07 Januari 2008

BUDAYA INDONESIA

History of Reyog Ponorogo


Latar Belakang
Perkembangan zaman ini rupa-rupanya banyak sekali kesenian tradisional yang gulung tikar seperti : ketoprak, ludruk, wayang orang yang mana semuanya kalah dengan kemajuan teknologi. Dengan adanya kemajuan zaman yang terus pesat ini tantangan bagi seni tradisi seperti Reyog Ponorogo. Kabupaten Ponorogo merupakan akar tumbuhnya seni tradisi (seni rakyat) juga gudangnya, tidak heran di dalam perkembangannya yang meliputi 330 desa yang menyebar dari kota ke pelosok-pelosok desa semuanya menerima dan berkembang Reyog Ponorogo sesuai dari kemampuan group Reyog masing-masing. kita semua sadar bahwa kesenian Reyog Ponorogo merupakan warisan nenek moyang kita yang dimana mengandung PITUTUR LUHUR kalau kita mengkaji secara teliti di dalamnya. selayaknya apabila penyajiannya mempunyai daya pikat sendiri pada penggemarnya maka tidak bosan-bosan yang melihatnya. Tari tradisional Reyog Ponorogo ini tidak lepas dengan konteks budaya yang menghidupinya karena setiap etnik mempunyai karakter yang sering berbeda. di dalam penyajian tari Reyog Ponorogo letak keindahan yang lebih ini pada gaya-gaya yang menjadi keunikan dalam tari tradisi melahirkan bobot keindahan.



VERSI REYOG PONOROGO







Versi Ki Ageng Kutu


Reyog itu sindiran terhadap Raja Majapahit Prabu Brawijaya V. Ketika itu Prabu Brawijaya lupa terhadap Tahta pemerintahan karena Permaisuri dari Campa daratan Cina yangt cantik jelita, maka sindirian Ki Ageng Ketut Suryangalam berupa :


  • Jatilan yang ditarikan Putra dengan gaya medoki, penggambaran Prajurit Majapahit sudah lemah.
  • Dadak merak kepala Harimau memanggul Merak Raja yang sudah tunduk pada perintah istrinya.
  • Patih Bujang Ganong atau Pujonggo ANom penggambaran dari penasehat yang tidak mampu mengingatkan Sang Prabu Brawijaya.


Versi Reyog Legenda

Disini merupakan cerita Prabu Klono Sewandana mempersunting Dewi Songgolangit, walaupun banyak rintangan maupun godaan di tengah perjalanan dihadang Singo Barong namun dapat diselesaikan. Akhirnya mas kawing Dewi Songgo Langit terpenuhi tontonan yang belum pernah ada yaitu Reyog Ponorogo.

Versi III

Merupakan watak dari masyarakat Ponorogo. Harimau dan Merak saling menyatu. Walau kelihatan garang dan sangar, namun indah untuk dilihat. Harimau simbol kekerasan, dan merak simbol kelembutan.

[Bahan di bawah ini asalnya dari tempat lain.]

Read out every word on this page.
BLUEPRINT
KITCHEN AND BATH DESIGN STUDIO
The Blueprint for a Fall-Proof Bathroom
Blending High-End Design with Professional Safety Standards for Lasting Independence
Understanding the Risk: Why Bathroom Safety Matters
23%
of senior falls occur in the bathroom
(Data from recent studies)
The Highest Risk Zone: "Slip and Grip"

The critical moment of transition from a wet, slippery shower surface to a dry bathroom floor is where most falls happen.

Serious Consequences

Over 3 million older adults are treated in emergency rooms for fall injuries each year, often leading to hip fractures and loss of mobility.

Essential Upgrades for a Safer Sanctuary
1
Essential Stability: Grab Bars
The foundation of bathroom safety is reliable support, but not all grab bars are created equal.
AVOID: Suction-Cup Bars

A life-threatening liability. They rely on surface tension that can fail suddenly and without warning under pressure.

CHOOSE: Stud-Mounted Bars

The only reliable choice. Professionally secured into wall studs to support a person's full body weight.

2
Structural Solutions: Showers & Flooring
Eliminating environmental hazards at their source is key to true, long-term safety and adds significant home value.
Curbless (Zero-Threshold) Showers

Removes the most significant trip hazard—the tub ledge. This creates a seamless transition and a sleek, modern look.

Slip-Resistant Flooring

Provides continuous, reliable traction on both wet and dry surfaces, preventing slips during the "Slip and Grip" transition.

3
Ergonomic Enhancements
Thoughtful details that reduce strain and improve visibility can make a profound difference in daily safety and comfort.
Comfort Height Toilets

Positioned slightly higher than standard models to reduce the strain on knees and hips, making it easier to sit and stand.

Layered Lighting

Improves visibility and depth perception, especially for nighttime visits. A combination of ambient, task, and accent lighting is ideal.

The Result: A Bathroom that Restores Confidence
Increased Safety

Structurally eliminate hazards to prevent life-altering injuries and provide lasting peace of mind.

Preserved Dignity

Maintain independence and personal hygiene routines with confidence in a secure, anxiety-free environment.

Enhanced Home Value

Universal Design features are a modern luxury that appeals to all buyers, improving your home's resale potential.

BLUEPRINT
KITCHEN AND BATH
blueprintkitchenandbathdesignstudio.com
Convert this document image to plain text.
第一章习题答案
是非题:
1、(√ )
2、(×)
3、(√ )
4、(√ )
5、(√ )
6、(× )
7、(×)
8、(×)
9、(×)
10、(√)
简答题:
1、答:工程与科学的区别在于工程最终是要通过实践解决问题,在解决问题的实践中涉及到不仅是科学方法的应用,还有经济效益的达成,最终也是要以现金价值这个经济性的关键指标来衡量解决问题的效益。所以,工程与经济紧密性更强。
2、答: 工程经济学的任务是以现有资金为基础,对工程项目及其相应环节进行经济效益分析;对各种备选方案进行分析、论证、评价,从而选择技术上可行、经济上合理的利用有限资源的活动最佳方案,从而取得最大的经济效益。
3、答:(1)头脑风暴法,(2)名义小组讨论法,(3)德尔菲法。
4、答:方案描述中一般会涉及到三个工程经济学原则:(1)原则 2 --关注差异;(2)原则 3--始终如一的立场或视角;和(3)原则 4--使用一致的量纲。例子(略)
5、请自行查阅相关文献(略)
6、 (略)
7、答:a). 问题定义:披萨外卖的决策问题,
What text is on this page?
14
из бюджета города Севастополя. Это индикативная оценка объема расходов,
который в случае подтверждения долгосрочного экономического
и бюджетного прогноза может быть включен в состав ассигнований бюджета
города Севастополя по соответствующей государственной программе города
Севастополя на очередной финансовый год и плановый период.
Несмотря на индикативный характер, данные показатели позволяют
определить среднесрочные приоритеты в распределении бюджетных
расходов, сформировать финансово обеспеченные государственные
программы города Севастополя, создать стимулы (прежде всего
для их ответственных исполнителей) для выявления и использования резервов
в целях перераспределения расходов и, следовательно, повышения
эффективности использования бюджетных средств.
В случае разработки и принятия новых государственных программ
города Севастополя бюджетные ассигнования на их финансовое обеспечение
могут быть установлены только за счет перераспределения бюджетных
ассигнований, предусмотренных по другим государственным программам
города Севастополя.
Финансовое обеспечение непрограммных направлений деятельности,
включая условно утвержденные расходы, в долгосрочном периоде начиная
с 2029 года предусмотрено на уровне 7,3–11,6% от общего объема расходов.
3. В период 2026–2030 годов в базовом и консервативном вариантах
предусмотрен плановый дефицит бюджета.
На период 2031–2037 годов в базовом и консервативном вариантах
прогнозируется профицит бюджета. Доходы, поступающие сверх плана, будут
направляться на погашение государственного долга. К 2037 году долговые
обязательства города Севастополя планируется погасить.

Perkembangan dan pemeliharaan Reyog Ponorogo



Seni Reyog Ponorogo sekarang sedang naik daun ?

Dimana - mana baik kota maupun desa sudah bisa menerima bahkan bisa menilai Reyog baik dan tidak. Tentunya tentang garap penyajian baik tari maupun musiknya. Perkembangan Reyog tidak lepas dari unsur :
  1. Pemerintah

  2. Pengarep / Pemuka (Mboreg)

  3. Seniman-seniman

  4. Masyarakat
Itu selalu berkaitan, maka tidak heran tiap tahun ada Festival Reyog Nasional yang jatuh pada bulan "SURO" pesertanya dari Ponorogo maupun luar Ponorogo, bahkan sampai Sumatra, Kalimantan. Kalau kita melihat perkembangan Reyog ini tentunya bangga. Namun disisi lain, marilah kita cermati kehidupan Seniman Reyog Ponorogo yang masih memprihatinkan, kebanyakan masih hidup dalam kesederhanaan. Jadi, kalau untuk mengangkat perlu adanya kesadaran yang tinggi dari pihak-pihak yang peduli akan Seniman Reyog Ponorogo. Kalau sudah terpenuhi kebutuhannya, Seniman Reyog ini tentunya tidak akan lari dari Ponorogo.



Di Ponorogo, sarana untuk pelestariannya lewat pengkaderan dimulai dari TK sudah ditanamkan Seni Reyog Ponorogo, memang pendidikan formal tentunya lewat pelajaran estrakurikuler. Di samping formal juga nonformal yaitu melalui sanggar yang ada di Kecamatan Ponorogo sangat membantu adanya Kesenian Reyog ini. Bahkan semua sanggar sudah tidak asing lagi akan tari tradisi ini. Untuk pengadaan seperangkat Reyog yang terdiri dari (1) Barongan, (2) Dadak Merak, (3) Topeng Klono, (4) Topeng Ganong, (5) Eblek, (6) Gamelan Reyog, yang paling sukar adalah kulit kepala Harimau dan bulu merak karena disini sangat bertentangan dengan pelestarian hewan langka. Bulu merak juga begitu sukar mendapatkannya, sementara ini pengrajin-pengrajin Reyog mendapat kulit harimau dari Sumatera. Bulu merak dari India. Sekarang kita sadar semua ini apakah gudangnya Reyog tidak mempunyai sendiri.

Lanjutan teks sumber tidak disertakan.